初恋ナミダ。


「これ、良かったら使ってください」


伝えつつ、絆創膏を重なるプリントの一番上に乗せる。

すると、絆創膏を見た先生の瞳が一瞬だけ僅かに見開かれた。

そして、少しの困惑を見せるも。


「昨日、助けてもらったお礼です」


私の言葉に椎名先生は「ありがとう」と、やっぱり少し戸惑いを乗せた声で言って、今度こそ職員室へと向かったのだった。
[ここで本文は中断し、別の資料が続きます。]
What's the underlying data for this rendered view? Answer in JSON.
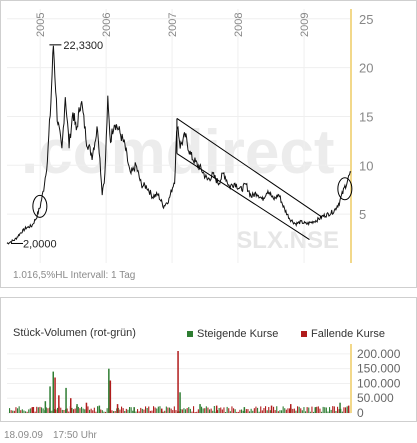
{
  "chart_data": [
    {
      "type": "line",
      "subtype": "price",
      "symbol_watermark": "SLX.NSE",
      "brand_watermark": ".comdirect",
      "x_tick_labels": [
        "2005",
        "2006",
        "2007",
        "2008",
        "2009"
      ],
      "x_tick_dates": [
        "2005-01-01",
        "2006-01-01",
        "2007-01-01",
        "2008-01-01",
        "2009-01-01"
      ],
      "x_range": [
        "2004-07-01",
        "2009-09-18"
      ],
      "ylim": [
        0,
        26
      ],
      "y_scale": "linear",
      "y_axis_side": "right",
      "y_tick_labels": [
        "5",
        "10",
        "15",
        "20",
        "25"
      ],
      "y_ticks": [
        5,
        10,
        15,
        20,
        25
      ],
      "grid": true,
      "series": [
        {
          "color": "#000000",
          "points": [
            [
              "2004-07-01",
              2.0
            ],
            [
              "2004-08-15",
              2.4
            ],
            [
              "2004-09-15",
              3.1
            ],
            [
              "2004-10-15",
              3.6
            ],
            [
              "2004-11-15",
              3.8
            ],
            [
              "2004-12-10",
              4.6
            ],
            [
              "2005-01-01",
              5.8
            ],
            [
              "2005-01-20",
              7.6
            ],
            [
              "2005-02-10",
              10.5
            ],
            [
              "2005-03-01",
              16.5
            ],
            [
              "2005-03-15",
              22.33
            ],
            [
              "2005-04-05",
              15.0
            ],
            [
              "2005-05-01",
              11.5
            ],
            [
              "2005-05-20",
              17.2
            ],
            [
              "2005-06-10",
              12.0
            ],
            [
              "2005-07-01",
              15.5
            ],
            [
              "2005-07-20",
              13.5
            ],
            [
              "2005-08-15",
              16.8
            ],
            [
              "2005-09-15",
              12.5
            ],
            [
              "2005-10-15",
              11.0
            ],
            [
              "2005-11-15",
              14.0
            ],
            [
              "2005-12-10",
              7.2
            ],
            [
              "2005-12-25",
              9.0
            ],
            [
              "2006-01-10",
              16.5
            ],
            [
              "2006-01-25",
              12.5
            ],
            [
              "2006-02-15",
              14.5
            ],
            [
              "2006-03-15",
              13.5
            ],
            [
              "2006-04-15",
              12.0
            ],
            [
              "2006-05-15",
              9.0
            ],
            [
              "2006-06-15",
              10.0
            ],
            [
              "2006-07-15",
              8.0
            ],
            [
              "2006-08-15",
              7.8
            ],
            [
              "2006-09-15",
              6.8
            ],
            [
              "2006-10-15",
              7.0
            ],
            [
              "2006-11-15",
              5.8
            ],
            [
              "2006-12-15",
              6.5
            ],
            [
              "2007-01-15",
              8.5
            ],
            [
              "2007-01-30",
              14.5
            ],
            [
              "2007-02-15",
              12.0
            ],
            [
              "2007-03-15",
              13.0
            ],
            [
              "2007-04-15",
              11.0
            ],
            [
              "2007-05-15",
              10.2
            ],
            [
              "2007-06-15",
              9.5
            ],
            [
              "2007-07-15",
              8.5
            ],
            [
              "2007-08-15",
              9.0
            ],
            [
              "2007-09-15",
              8.2
            ],
            [
              "2007-10-15",
              9.2
            ],
            [
              "2007-11-15",
              7.8
            ],
            [
              "2007-12-15",
              8.2
            ],
            [
              "2008-01-15",
              7.5
            ],
            [
              "2008-02-15",
              8.0
            ],
            [
              "2008-03-15",
              6.8
            ],
            [
              "2008-04-15",
              7.2
            ],
            [
              "2008-05-15",
              6.5
            ],
            [
              "2008-06-15",
              7.5
            ],
            [
              "2008-07-15",
              6.5
            ],
            [
              "2008-08-15",
              7.0
            ],
            [
              "2008-09-15",
              5.5
            ],
            [
              "2008-10-15",
              4.5
            ],
            [
              "2008-11-15",
              4.0
            ],
            [
              "2008-12-15",
              4.2
            ],
            [
              "2009-01-15",
              4.0
            ],
            [
              "2009-02-15",
              4.2
            ],
            [
              "2009-03-15",
              4.4
            ],
            [
              "2009-04-15",
              4.8
            ],
            [
              "2009-05-15",
              5.0
            ],
            [
              "2009-06-15",
              5.3
            ],
            [
              "2009-07-15",
              6.2
            ],
            [
              "2009-08-15",
              7.8
            ],
            [
              "2009-09-01",
              8.6
            ],
            [
              "2009-09-18",
              9.3
            ]
          ]
        }
      ],
      "annotations": [
        {
          "text": "22,3300",
          "date": "2005-03-15",
          "value": 22.33,
          "kind": "high"
        },
        {
          "text": "2,0000",
          "date": "2004-07-01",
          "value": 2.0,
          "kind": "low"
        }
      ],
      "channel": {
        "upper": [
          [
            "2007-01-28",
            14.8
          ],
          [
            "2009-04-10",
            4.7
          ]
        ],
        "lower": [
          [
            "2007-01-28",
            11.2
          ],
          [
            "2009-01-31",
            2.4
          ]
        ]
      },
      "circles": [
        {
          "date": "2004-12-30",
          "value": 5.8
        },
        {
          "date": "2009-08-15",
          "value": 7.6
        }
      ],
      "percent_label": "1.016,5%",
      "hl_label": "HL",
      "interval_label": "Intervall: 1 Tag"
    },
    {
      "type": "bar",
      "subtype": "volume",
      "title": "Stück-Volumen (rot-grün)",
      "legend": [
        {
          "label": "Steigende Kurse",
          "color": "#2e7d32"
        },
        {
          "label": "Fallende Kurse",
          "color": "#b01c1c"
        }
      ],
      "ylim": [
        0,
        220000
      ],
      "y_axis_side": "right",
      "y_tick_labels": [
        "0",
        "50.000",
        "100.000",
        "150.000",
        "200.000"
      ],
      "y_ticks": [
        0,
        50000,
        100000,
        150000,
        200000
      ],
      "spikes": [
        [
          "2004-11-15",
          20000,
          "down"
        ],
        [
          "2005-01-25",
          40000,
          "up"
        ],
        [
          "2005-02-20",
          90000,
          "up"
        ],
        [
          "2005-03-10",
          140000,
          "up"
        ],
        [
          "2005-03-20",
          120000,
          "down"
        ],
        [
          "2005-04-10",
          60000,
          "down"
        ],
        [
          "2005-05-20",
          85000,
          "up"
        ],
        [
          "2005-06-15",
          50000,
          "down"
        ],
        [
          "2005-07-20",
          30000,
          "up"
        ],
        [
          "2005-09-10",
          35000,
          "down"
        ],
        [
          "2005-11-20",
          25000,
          "up"
        ],
        [
          "2006-01-12",
          150000,
          "up"
        ],
        [
          "2006-01-20",
          110000,
          "down"
        ],
        [
          "2006-03-01",
          30000,
          "down"
        ],
        [
          "2006-06-01",
          20000,
          "up"
        ],
        [
          "2006-11-01",
          15000,
          "down"
        ],
        [
          "2007-01-30",
          210000,
          "down"
        ],
        [
          "2007-02-10",
          70000,
          "up"
        ],
        [
          "2007-06-01",
          30000,
          "up"
        ],
        [
          "2007-09-01",
          25000,
          "down"
        ],
        [
          "2008-02-01",
          20000,
          "up"
        ],
        [
          "2008-07-01",
          25000,
          "down"
        ],
        [
          "2008-10-15",
          30000,
          "down"
        ],
        [
          "2009-03-01",
          20000,
          "up"
        ],
        [
          "2009-07-15",
          35000,
          "up"
        ],
        [
          "2009-09-01",
          25000,
          "down"
        ]
      ]
    }
  ],
  "footer": {
    "date": "18.09.09",
    "time": "17:50 Uhr"
  }
}
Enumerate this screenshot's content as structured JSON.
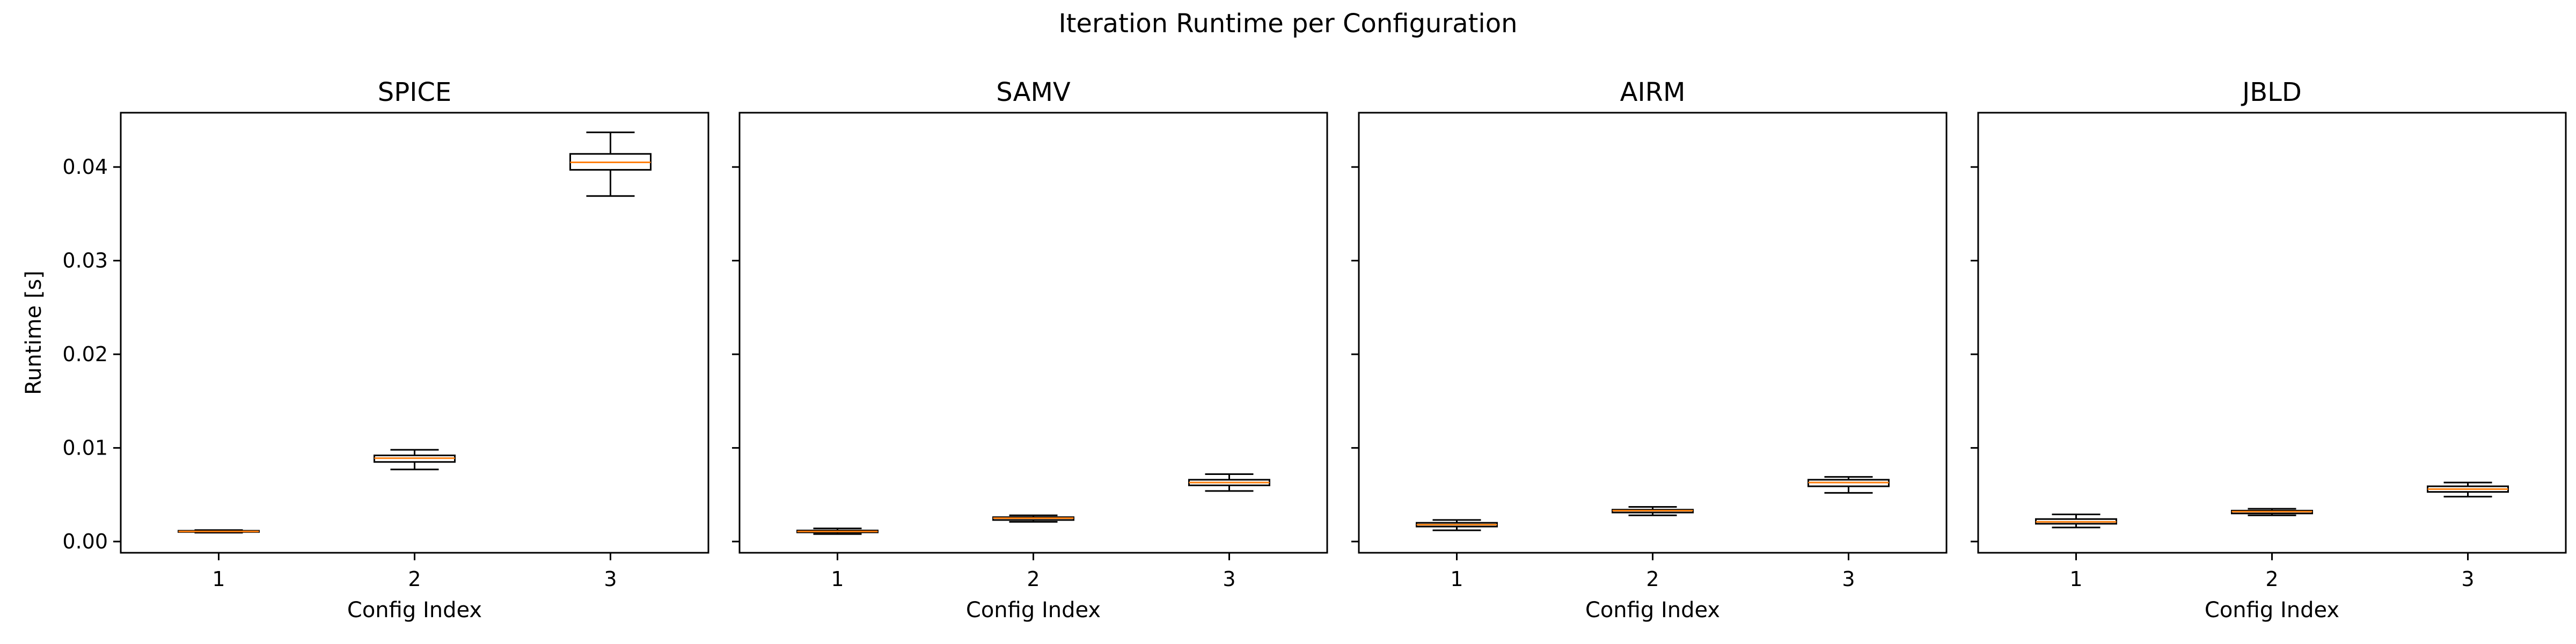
{
  "suptitle": "Iteration Runtime per Configuration",
  "colors": {
    "box_edge": "#000000",
    "median": "#ff7f0e",
    "box_fill": "#ffffff",
    "axes_edge": "#000000"
  },
  "chart_data": [
    {
      "type": "box",
      "title": "SPICE",
      "xlabel": "Config Index",
      "ylabel": "Runtime [s]",
      "categories": [
        "1",
        "2",
        "3"
      ],
      "ylim": [
        -0.0012,
        0.0458
      ],
      "yticks": [
        "0.00",
        "0.01",
        "0.02",
        "0.03",
        "0.04"
      ],
      "boxes": [
        {
          "whisker_low": 0.00095,
          "q1": 0.00102,
          "median": 0.00108,
          "q3": 0.00115,
          "whisker_high": 0.00122
        },
        {
          "whisker_low": 0.0077,
          "q1": 0.0085,
          "median": 0.0089,
          "q3": 0.0092,
          "whisker_high": 0.0098
        },
        {
          "whisker_low": 0.0369,
          "q1": 0.0397,
          "median": 0.0405,
          "q3": 0.0414,
          "whisker_high": 0.0437
        }
      ]
    },
    {
      "type": "box",
      "title": "SAMV",
      "xlabel": "Config Index",
      "ylabel": "",
      "categories": [
        "1",
        "2",
        "3"
      ],
      "ylim": [
        -0.0012,
        0.0458
      ],
      "yticks": [
        "",
        "",
        "",
        "",
        ""
      ],
      "boxes": [
        {
          "whisker_low": 0.0008,
          "q1": 0.00098,
          "median": 0.00108,
          "q3": 0.00118,
          "whisker_high": 0.0014
        },
        {
          "whisker_low": 0.0021,
          "q1": 0.0023,
          "median": 0.0025,
          "q3": 0.0026,
          "whisker_high": 0.0028
        },
        {
          "whisker_low": 0.0054,
          "q1": 0.006,
          "median": 0.0063,
          "q3": 0.0066,
          "whisker_high": 0.0072
        }
      ]
    },
    {
      "type": "box",
      "title": "AIRM",
      "xlabel": "Config Index",
      "ylabel": "",
      "categories": [
        "1",
        "2",
        "3"
      ],
      "ylim": [
        -0.0012,
        0.0458
      ],
      "yticks": [
        "",
        "",
        "",
        "",
        ""
      ],
      "boxes": [
        {
          "whisker_low": 0.0012,
          "q1": 0.0016,
          "median": 0.0018,
          "q3": 0.002,
          "whisker_high": 0.0023
        },
        {
          "whisker_low": 0.0028,
          "q1": 0.0031,
          "median": 0.0033,
          "q3": 0.0034,
          "whisker_high": 0.0037
        },
        {
          "whisker_low": 0.0052,
          "q1": 0.0059,
          "median": 0.0063,
          "q3": 0.0066,
          "whisker_high": 0.0069
        }
      ]
    },
    {
      "type": "box",
      "title": "JBLD",
      "xlabel": "Config Index",
      "ylabel": "",
      "categories": [
        "1",
        "2",
        "3"
      ],
      "ylim": [
        -0.0012,
        0.0458
      ],
      "yticks": [
        "",
        "",
        "",
        "",
        ""
      ],
      "boxes": [
        {
          "whisker_low": 0.0015,
          "q1": 0.0019,
          "median": 0.0021,
          "q3": 0.0024,
          "whisker_high": 0.0029
        },
        {
          "whisker_low": 0.0028,
          "q1": 0.003,
          "median": 0.0032,
          "q3": 0.0033,
          "whisker_high": 0.0035
        },
        {
          "whisker_low": 0.0048,
          "q1": 0.0053,
          "median": 0.0056,
          "q3": 0.0059,
          "whisker_high": 0.0063
        }
      ]
    }
  ]
}
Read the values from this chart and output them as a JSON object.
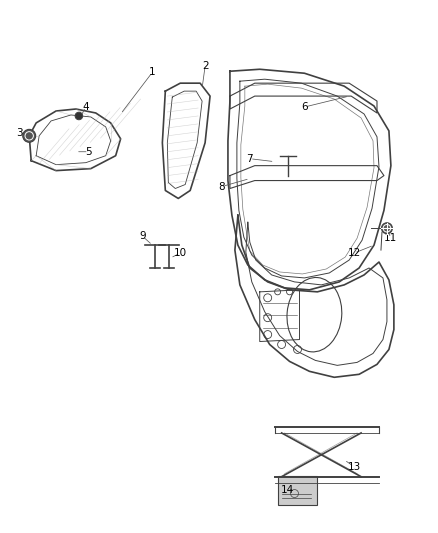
{
  "background_color": "#ffffff",
  "line_color": "#404040",
  "label_color": "#000000",
  "figsize": [
    4.38,
    5.33
  ],
  "dpi": 100
}
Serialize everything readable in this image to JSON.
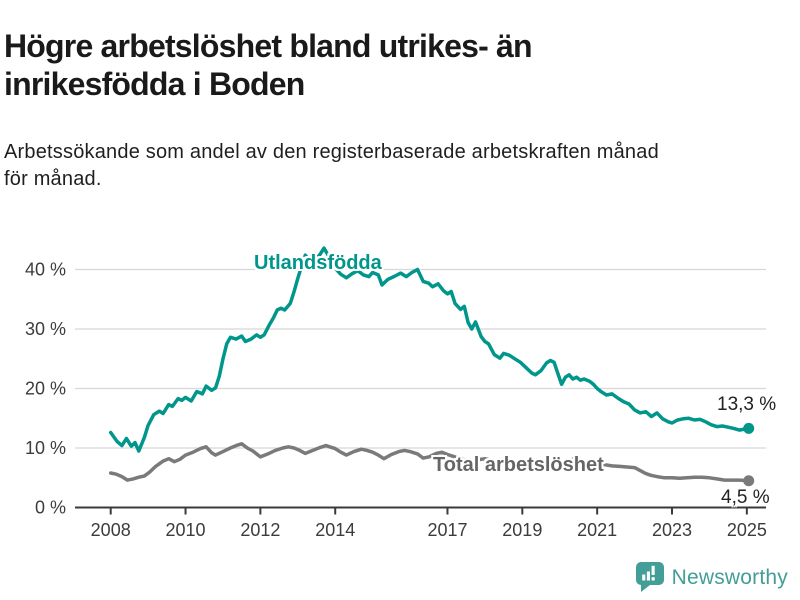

……ありがとう、なんて言ってたけど、使わないかもしれないなぁ。

だって、私のあげた絆創膏を使うようなイメージが先生にない。

ないんだけど……

昨日助けてもらった時のことを思い出して、ちょっと期待しちゃったり。


だから、その日の椎名先生の授業は待ち遠しかった。

嫌いな数学の授業を楽しみにするなんて、理由が勉強じゃないといえど初めてで。

今年はクラスメイトになった悠馬の訝しげな視線を時々受けながら、ようやく訪れた数学の時間。

教室の扉を開けて、黒板の前に立つ先生の右手の人差し指には……


「あ……」


私のあげた可愛い猫のキャラクターと、ポップな色合いの絆創膏が巻きつけられていた。